A group of female gorillas at the London Zoo got a look at their new male suitor before his arrival. But the picture proved more tasty than telling.

Watch video: Gorilla's gone wild - The Globe and Mail


----------



## Fiver (Aug 28, 2009)

*sigh* 

This is why I'm so fearful of online dating.

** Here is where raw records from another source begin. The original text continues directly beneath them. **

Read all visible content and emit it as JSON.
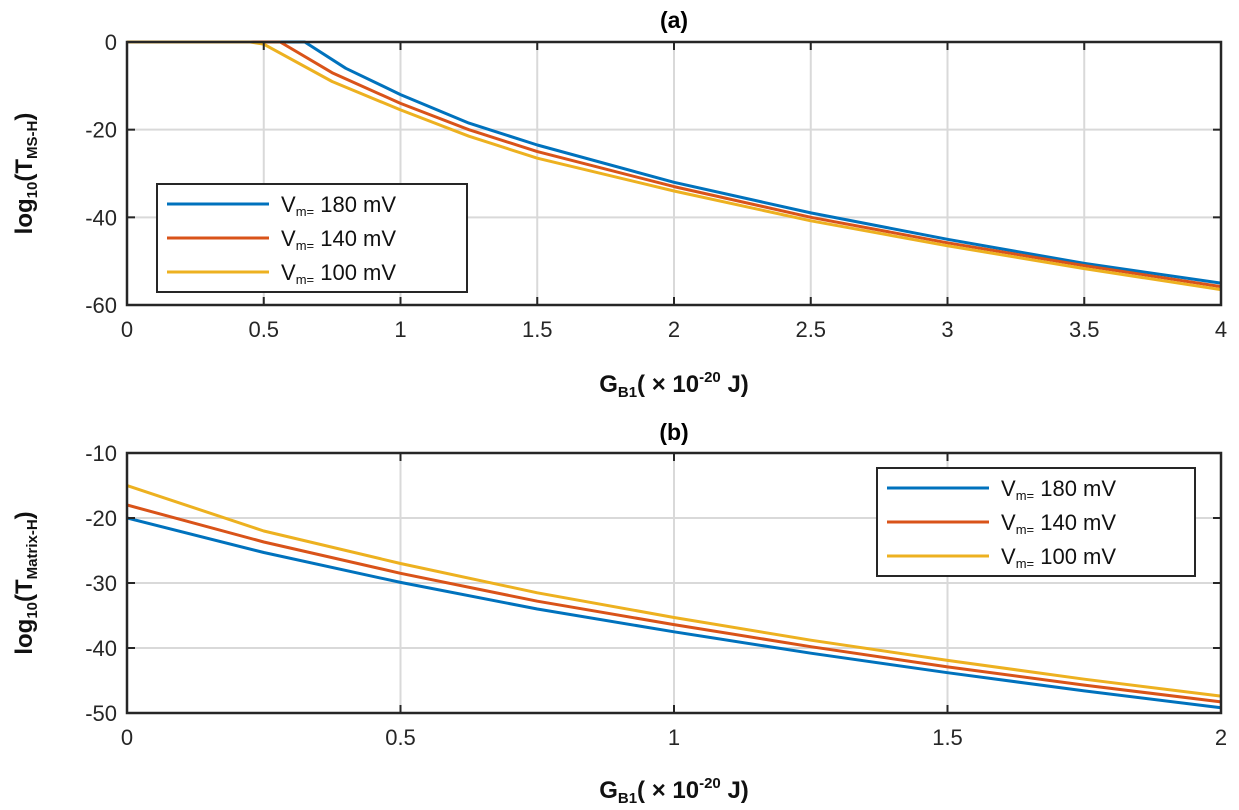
{
  "chart_data": [
    {
      "type": "line",
      "title": "(a)",
      "xlabel": {
        "main": "G",
        "sub": "B1",
        "rest": "( ×  10",
        "sup": "-20",
        "unit": "  J)"
      },
      "ylabel": {
        "pre": "log",
        "sub1": "10",
        "mid": "(T",
        "sub2": "MS-H",
        "post": ")"
      },
      "xlim": [
        0,
        4
      ],
      "ylim": [
        -60,
        0
      ],
      "xticks": [
        0,
        0.5,
        1,
        1.5,
        2,
        2.5,
        3,
        3.5,
        4
      ],
      "xtick_labels": [
        "0",
        "0.5",
        "1",
        "1.5",
        "2",
        "2.5",
        "3",
        "3.5",
        "4"
      ],
      "yticks": [
        -60,
        -40,
        -20,
        0
      ],
      "ytick_labels": [
        "-60",
        "-40",
        "-20",
        "0"
      ],
      "grid": true,
      "legend_position": "bottom-left",
      "series": [
        {
          "name": "Vm= 180 mV",
          "legend": {
            "v": "V",
            "sub": "m=",
            "val": "180  mV"
          },
          "color": "#0072BD",
          "x": [
            0,
            0.6,
            0.65,
            0.8,
            1.0,
            1.25,
            1.5,
            2.0,
            2.5,
            3.0,
            3.5,
            4.0
          ],
          "y": [
            0,
            0,
            0,
            -6,
            -12,
            -18.5,
            -23.5,
            -32,
            -39,
            -45,
            -50.5,
            -55
          ]
        },
        {
          "name": "Vm= 140 mV",
          "legend": {
            "v": "V",
            "sub": "m=",
            "val": "140  mV"
          },
          "color": "#D95319",
          "x": [
            0,
            0.5,
            0.56,
            0.75,
            1.0,
            1.25,
            1.5,
            2.0,
            2.5,
            3.0,
            3.5,
            4.0
          ],
          "y": [
            0,
            0,
            0,
            -7,
            -14,
            -20,
            -25,
            -33,
            -40,
            -45.8,
            -51,
            -55.8
          ]
        },
        {
          "name": "Vm= 100 mV",
          "legend": {
            "v": "V",
            "sub": "m=",
            "val": "100  mV"
          },
          "color": "#EDB120",
          "x": [
            0,
            0.45,
            0.5,
            0.75,
            1.0,
            1.25,
            1.5,
            2.0,
            2.5,
            3.0,
            3.5,
            4.0
          ],
          "y": [
            0,
            0,
            -0.5,
            -9,
            -15.5,
            -21.5,
            -26.5,
            -34,
            -40.8,
            -46.5,
            -51.7,
            -56.5
          ]
        }
      ]
    },
    {
      "type": "line",
      "title": "(b)",
      "xlabel": {
        "main": "G",
        "sub": "B1",
        "rest": "( ×  10",
        "sup": "-20",
        "unit": "  J)"
      },
      "ylabel": {
        "pre": "log",
        "sub1": "10",
        "mid": "(T",
        "sub2": "Matrix-H",
        "post": ")"
      },
      "xlim": [
        0,
        2
      ],
      "ylim": [
        -50,
        -10
      ],
      "xticks": [
        0,
        0.5,
        1,
        1.5,
        2
      ],
      "xtick_labels": [
        "0",
        "0.5",
        "1",
        "1.5",
        "2"
      ],
      "yticks": [
        -50,
        -40,
        -30,
        -20,
        -10
      ],
      "ytick_labels": [
        "-50",
        "-40",
        "-30",
        "-20",
        "-10"
      ],
      "grid": true,
      "legend_position": "top-right",
      "series": [
        {
          "name": "Vm= 180 mV",
          "legend": {
            "v": "V",
            "sub": "m=",
            "val": "180  mV"
          },
          "color": "#0072BD",
          "x": [
            0,
            0.25,
            0.5,
            0.75,
            1.0,
            1.25,
            1.5,
            1.75,
            2.0
          ],
          "y": [
            -20,
            -25.3,
            -29.9,
            -34,
            -37.5,
            -40.8,
            -43.8,
            -46.6,
            -49.2
          ]
        },
        {
          "name": "Vm= 140 mV",
          "legend": {
            "v": "V",
            "sub": "m=",
            "val": "140  mV"
          },
          "color": "#D95319",
          "x": [
            0,
            0.25,
            0.5,
            0.75,
            1.0,
            1.25,
            1.5,
            1.75,
            2.0
          ],
          "y": [
            -18,
            -23.7,
            -28.5,
            -32.8,
            -36.4,
            -39.8,
            -42.9,
            -45.7,
            -48.3
          ]
        },
        {
          "name": "Vm= 100 mV",
          "legend": {
            "v": "V",
            "sub": "m=",
            "val": "100  mV"
          },
          "color": "#EDB120",
          "x": [
            0,
            0.25,
            0.5,
            0.75,
            1.0,
            1.25,
            1.5,
            1.75,
            2.0
          ],
          "y": [
            -15,
            -22,
            -27,
            -31.5,
            -35.3,
            -38.8,
            -41.9,
            -44.8,
            -47.4
          ]
        }
      ]
    }
  ]
}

Gorillas would rip my pics apart.


----------



## Jazzey (Aug 28, 2009)

:lol:  Imagine what they're going to do to him when he gets in there - 3 of them and one of him....


----------



## why (Aug 29, 2009)

:lol::lol:


----------



## Into The Light (Aug 29, 2009)

it won't load for me :hissyfit:


----------



## Fiver (Aug 29, 2009)

Try it here instead:

YouTube - A group of female gorillas at the London Zoo got a look at ...


----------



## Into The Light (Aug 29, 2009)

thank you fiver!!

so what does eating a photograph of a potential mate mean? any gorilla psychologists in the room? :lol:


----------



## David Baxter PhD (Aug 29, 2009)

It means they think he's yummy?


----------



## Into The Light (Aug 29, 2009)

hmm. either that or they hate him and are out to destroy him? :lol:


----------